The results of our study indicate that the reproductive success of C. agristis does not respond negatively to habitat fragmentation. Although previous studies on both agricultural and experimental populations have shown that high plant density may reduce fruit or seed production through competition and/or plant size (Harper, [1977]; Antonovics and Levin, [1980]; Weiner, [1982]; Mustajärvi et al., [2001]), our study is an instance of negative density-dependent reproduction occurring in a rare and endangered species in the wild. Furthermore, our findings highlight the view that any studies of the effects of fragmentation on reproduction should consider multiple spatial scales (Wagenius, [2006]; Gunton and Kunin, [2007]; Spigler and Chang, [2008]).

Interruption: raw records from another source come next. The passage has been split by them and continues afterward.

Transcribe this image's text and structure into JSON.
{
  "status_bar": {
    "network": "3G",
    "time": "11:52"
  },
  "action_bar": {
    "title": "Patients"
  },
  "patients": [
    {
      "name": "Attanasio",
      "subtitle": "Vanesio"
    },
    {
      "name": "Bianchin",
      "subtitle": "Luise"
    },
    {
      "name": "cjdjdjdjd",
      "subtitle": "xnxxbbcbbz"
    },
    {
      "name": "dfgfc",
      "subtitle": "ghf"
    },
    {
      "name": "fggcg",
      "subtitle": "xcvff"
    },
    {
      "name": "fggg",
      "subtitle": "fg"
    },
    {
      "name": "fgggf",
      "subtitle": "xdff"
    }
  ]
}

Our study has implications for the conservation and management of C. agristis. First, our finding that C. agristis populations are distributed patchily on forest floors after fragmentation suggests that the maintenance of C. agristis habitat should be a priority. Second, small and sparse populations are as important as large and dense populations from a conservation perspective, because the former will be at least as successful, if not more, at reproduction, compared to large and dense populations. Third, a program aimed at re-establishing populations of this species should consider increasing the spacing between plants (compared to populations in the wild), which may reduce competition for resources and thereby increase fruit production.